PCR reaction mixtures for genotyping include the following:

  • Template: 1 μL.

  • 10× PCR buffer: 2 μL.

  • dNTP (10 μM): 0.5 μL.

  • Forward primer: 0.5 μL.

  • Reverse primer: 0.5 μL.

  • DNA polymerase: 0.2 μL.

  • Add ddH2O up to 20 μL.

4 Notes

  1. 1.

    To harvest undifferentiated granulosa cells and study ovarian responses to exogenous gonadotropins, PD21 female mice should be used to avoid the complexity of ovarian functions associated with estrous cycles and endogenous gonadotropin surges.
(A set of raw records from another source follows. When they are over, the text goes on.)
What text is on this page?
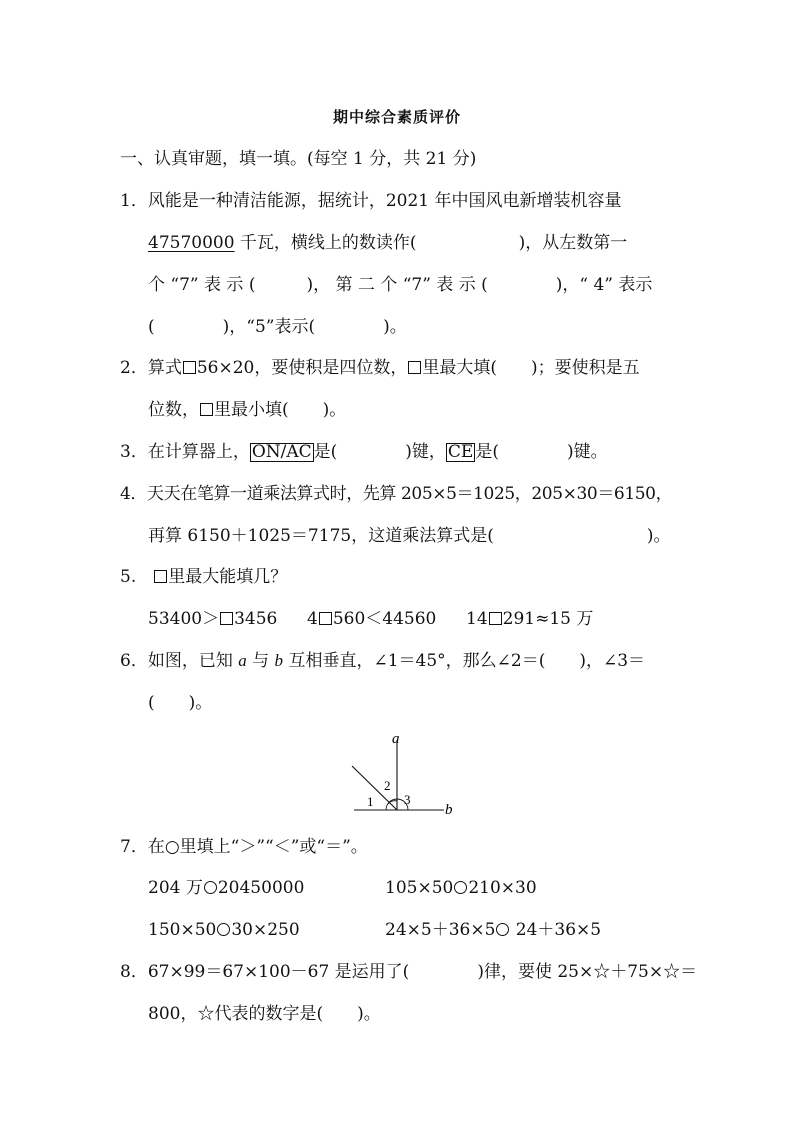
期中综合素质评价
一、认真审题，填一填。(每空 1 分，共 21 分)
1．风能是一种清洁能源，据统计，2021 年中国风电新增装机容量
47570000 千瓦，横线上的数读作(　　　　　　)，从左数第一
个 “7” 表 示 (　　　)， 第 二 个 “7” 表 示 (　　　　)，“ 4” 表示
(　　　　)，“5”表示(　　　　)。
2．算式 56×20，要使积是四位数， 里最大填(　　)；要使积是五
位数， 里最小填(　　)。
3．在计算器上， ON/AC 是(　　　　)键， CE 是(　　　　)键。
4．天天在笔算一道乘法算式时，先算 205×5＝1025，205×30＝6150，
再算 6150＋1025＝7175，这道乘法算式是(　　　　　　　　　)。
5.　里最大能填几？
53400＞ 3456 4 560＜44560 14 291≈15 万
6．如图，已知 a 与 b 互相垂直，∠1＝45°，那么∠2＝(　　)，∠3＝
(　　)。
a
b
1
2
3
7．在○里填上“＞”“＜”或“＝”。
204 万 20450000	105×50 210×30
150×50 30×250	24×5＋36×5 24＋36×5
8．67×99＝67×100－67 是运用了(　　　　)律，要使 25×☆＋75×☆＝
800，☆代表的数字是(　　)。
In addition, the ovaries of adult mice contain the corpus lutea of different developmental stages, which will affect the purity of harvested undifferentiated granulosa cells.

  2. 2.

    Based on our experience, 24 h after PMSG injection is the best time point for harvesting undifferentiated granulosa cells. If the mouse granulosa cells are isolated at later time points, such as 44–48 h after PMSG injection, they usually spontaneously luteinize in culture, which precludes the analyses of TGF-β functions in undifferentiated granulosa cells.

  3. 3.

    It is not necessary to measure the protein concentrations in each sample, as only small amounts of protein are present in this experiment. Typically, 200 μL of SDS-loading buffer is added to each well of a 24-well plate to lyse cells, and 25–30 μL of the lysate is loaded into each lane for Western blotting. These lysates are sticky and difficult to load on SDS-PAGE gels. Repeated freezing and thawing can reduce the lysates’ stickiness.